Intel has unveiled new customisable chips for the data centre based on its Xeon processors.
Diane Bryant, general manager of Intel's data centre group, revealed the new tech which she noted was the first time that server customers will be able to include their own software via an integrated FPGA (field programmable gate array).
Essentially, the chips will be programmable towards specific ends, for example to optimise video compression or web search, or whatever the end user needs.
Last year, Intel pushed out 15 custom offerings to the likes of eBay and Facebook, and Bryant said that more custom solutions are in the works for this year, with more than twice that number (30+) expected to emerge before 2014 is out.
However, the new tech goes further still, with FPGA allowing the customer the capability to customise and program the chips to speed up their own critical algorithms for a "dramatic" increase in performance.
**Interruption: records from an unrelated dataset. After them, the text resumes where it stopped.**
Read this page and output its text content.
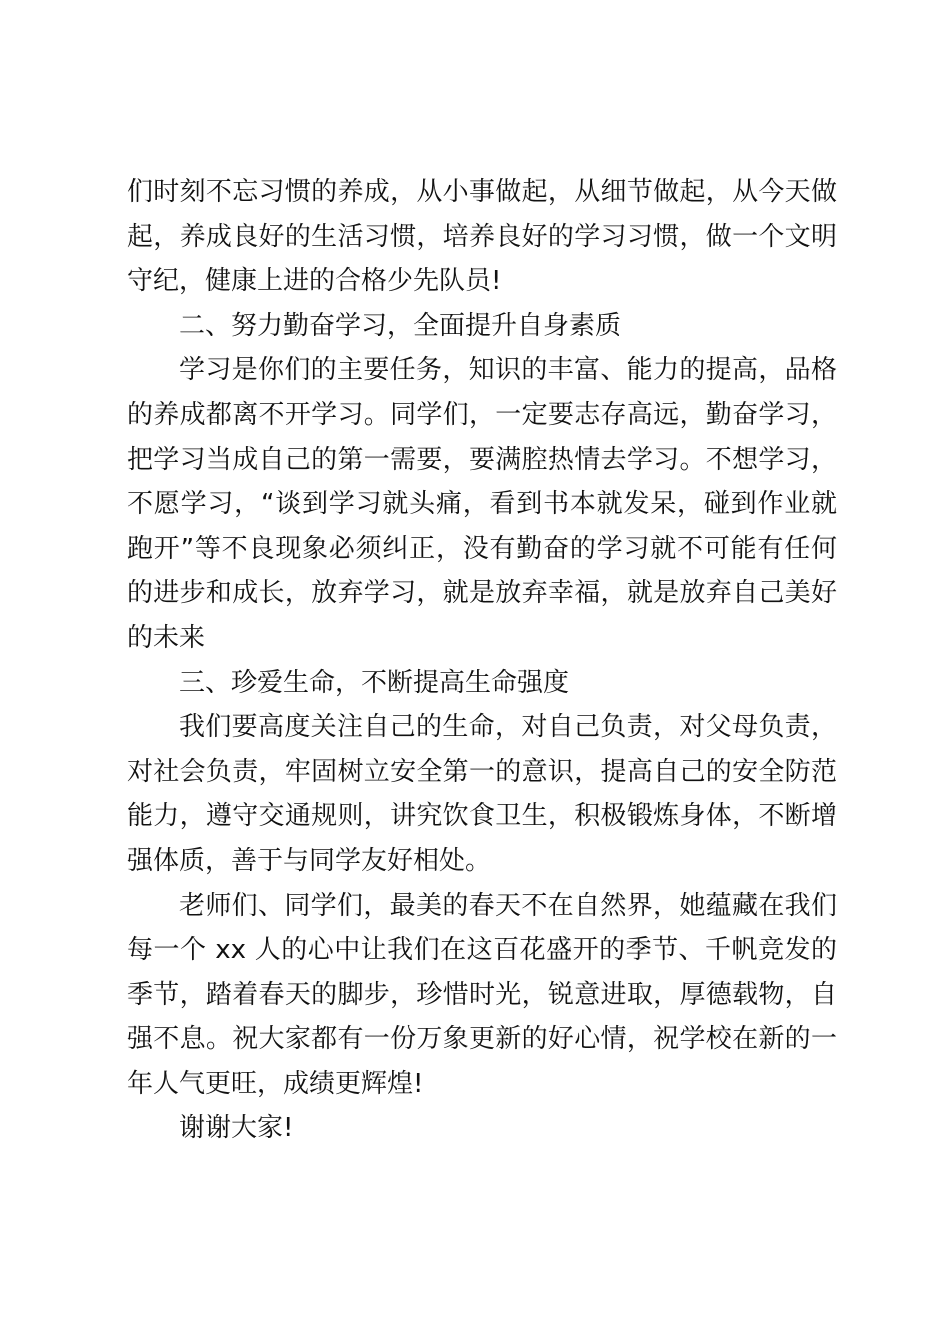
们时刻不忘习惯的养成，从小事做起，从细节做起，从今天做起，养成良好的生活习惯，培养良好的学习习惯，做一个文明守纪，健康上进的合格少先队员!

二、努力勤奋学习，全面提升自身素质

学习是你们的主要任务，知识的丰富、能力的提高，品格的养成都离不开学习。同学们，一定要志存高远，勤奋学习，把学习当成自己的第一需要，要满腔热情去学习。不想学习，不愿学习，“谈到学习就头痛，看到书本就发呆，碰到作业就跑开”等不良现象必须纠正，没有勤奋的学习就不可能有任何的进步和成长，放弃学习，就是放弃幸福，就是放弃自己美好的未来

三、珍爱生命，不断提高生命强度

我们要高度关注自己的生命，对自己负责，对父母负责，对社会负责，牢固树立安全第一的意识，提高自己的安全防范能力，遵守交通规则，讲究饮食卫生，积极锻炼身体，不断增强体质，善于与同学友好相处。

老师们、同学们，最美的春天不在自然界，她蕴藏在我们每一个 xx 人的心中让我们在这百花盛开的季节、千帆竞发的季节，踏着春天的脚步，珍惜时光，锐意进取，厚德载物，自强不息。祝大家都有一份万象更新的好心情，祝学校在新的一年人气更旺，成绩更辉煌!

谢谢大家!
They'll be reprogrammable, too, so as workloads change over time the company will be able to adapt their servers.
Intel observes that industry benchmarks peg FPGA-based accelerators as delivering performance gains of a factor of 10 or more, and with its Xeon processor and FPGA combo, users can expect an additional factor of 2 when it comes to speeding tasks.
Bryant said: "This is an example of Intel leading a massive transformation at the silicon level of the data centre to drive increased value to our customers."
"Our new Xeon+FPGA solution provides yet another customised option, one more tool for customers to use to improve their critical data centre metric of 'Performance/TCO'. It highlights our commitment to delivering the very best solutions across all data centre workloads and our passion to lead in the transformation of the industry to cloud services."